De façon liminaire, il importe de préciser que le terme de « faillite » n’a plus court dans le langage juridique et judiciaire actuel ; cette notion a été remplacée par la périphrase « procédures collectives », dont le régime juridique a évolué, ces dernières décennies, dans le sens d’une diversification et d’une complexification. Néanmoins, le terme de « faillite », qui reste très prégnant dans l’inconscient collectif des gens, demeure couramment utilisé tant par le commun des mortels que par certains praticiens du droit : c’est la raison pour laquelle j’emploierai ici ce terme juridique désuet de « faillite ».

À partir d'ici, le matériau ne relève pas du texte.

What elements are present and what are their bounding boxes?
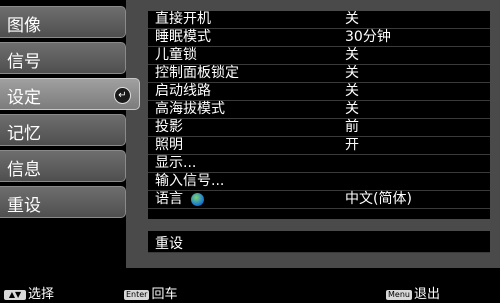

Quelques rappels des fondamentaux juridiques : la notion de « faillite » s’applique à des personnes de droit privé (entreprises ou, plus récemment, particuliers par le biais de la notion de surendettement). Le régime juridique des « faillites » ne peut être appliqué, par des tribunaux, que parce qu’un Etat, personne morale de droit public dotée de la souveraineté, existe ; il est, dans nos contrées, doté d’une organisation tripartite : Exécutif, législatif et judiciaire. Le pouvoir législatif est censé voter les lois, dont ledit régime de « faillite », qui seront ensuite appliquées par le pouvoir judiciaire (autorité judiciaire faudrait-il dire puisque l’on est toujours, au moins formellement, sous le Régime politique de la Vème République).

Dans ce contexte, il est pour le moins incongru, de parler, d’évoquer ou même de concevoir une soi-disant « faillite » des Etats. En effet, qui déciderait, et avec quelle légitimité, d’un régime dit de « faillite » qui devrait s’appliquer à l’Etat alors que sans l’existence de ce dit Etat aucun régime juridique ni aucune loi, du moins avec le sens que ces termes ont actuellement, ne saurait exister ni être mis en œuvre et sanctionné.
Il en résulte que, pour qu’une notion de « faillite » puisse s’appliquer à l’Etat, il faudrait qu’existe une organisation politique supérieure à l’Etat, laquelle remplirait le rôle de souveraineté politique jusque là dévolu à l’Etat Nation.